Benar adanya. Mereka sedang menunggu kedatangan kami. Surprise! Ternyata seorang dari mereka yang berbadan tinggi besar, yang memasang wajah serius, yang berdasi merah, yang gue gak kenal, adalah Sang Sekretaris Jenderal Anayasa Mahkemesi atau Mahkamah Konstitusi Republik Turki. Gue sempet ngerasa gak enak hati. Gue ketemu dengan seorang petinggi dari institusi terhormat di negeri orang sementara gue ini tidak lebih dari seorang CPNS. Udah gitu gue belon mandi sejak keberangkatan dari Jakarta. Tapi cuek aja lah. Dia ini yang nyium bau badan gue. Setelah meninggalkan bandara dengan menggunakan kendaraan yang sangat bagus, kira kira seperti VW Caravelle, kami diajak untuk makan malam. Mereka bilang pada jam sedemikian tidak ada lagi makanan di hotel. Luar biasa penyambutan bagi kami.

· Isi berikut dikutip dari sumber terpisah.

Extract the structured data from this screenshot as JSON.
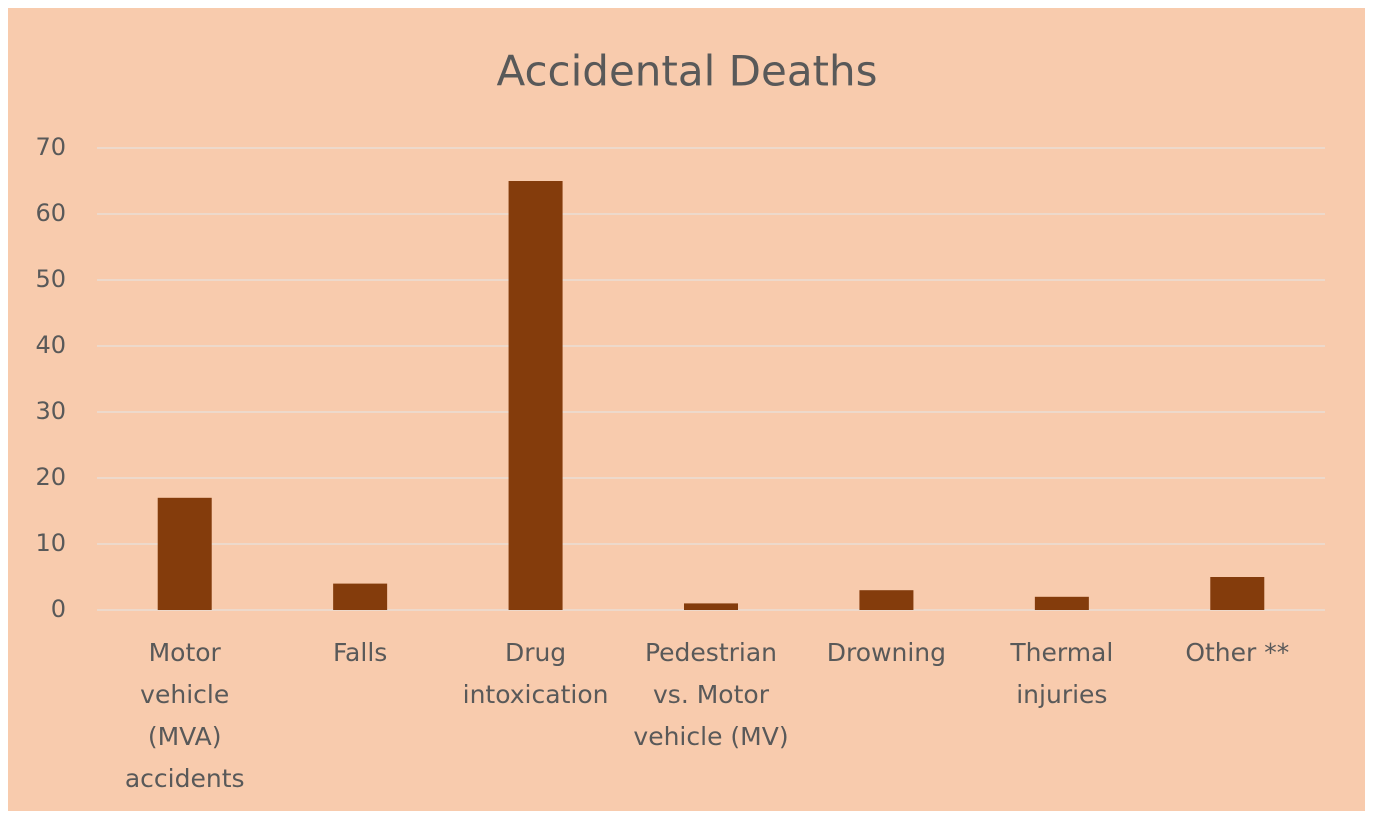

Bapak-bapak dari Anayasa Mahkemesi, kami tidak dapat membalas budi baik bapak-bapak sekalian. Semoga Mahkamah Konstitusi dapat menjamu delegasi dari Anayasa Mahkemesi ketika berkunjung ke Jakarta sebaik anda menjamu kami. Kami akan beritai Sekretaris Jenderal kami tentang hal ini.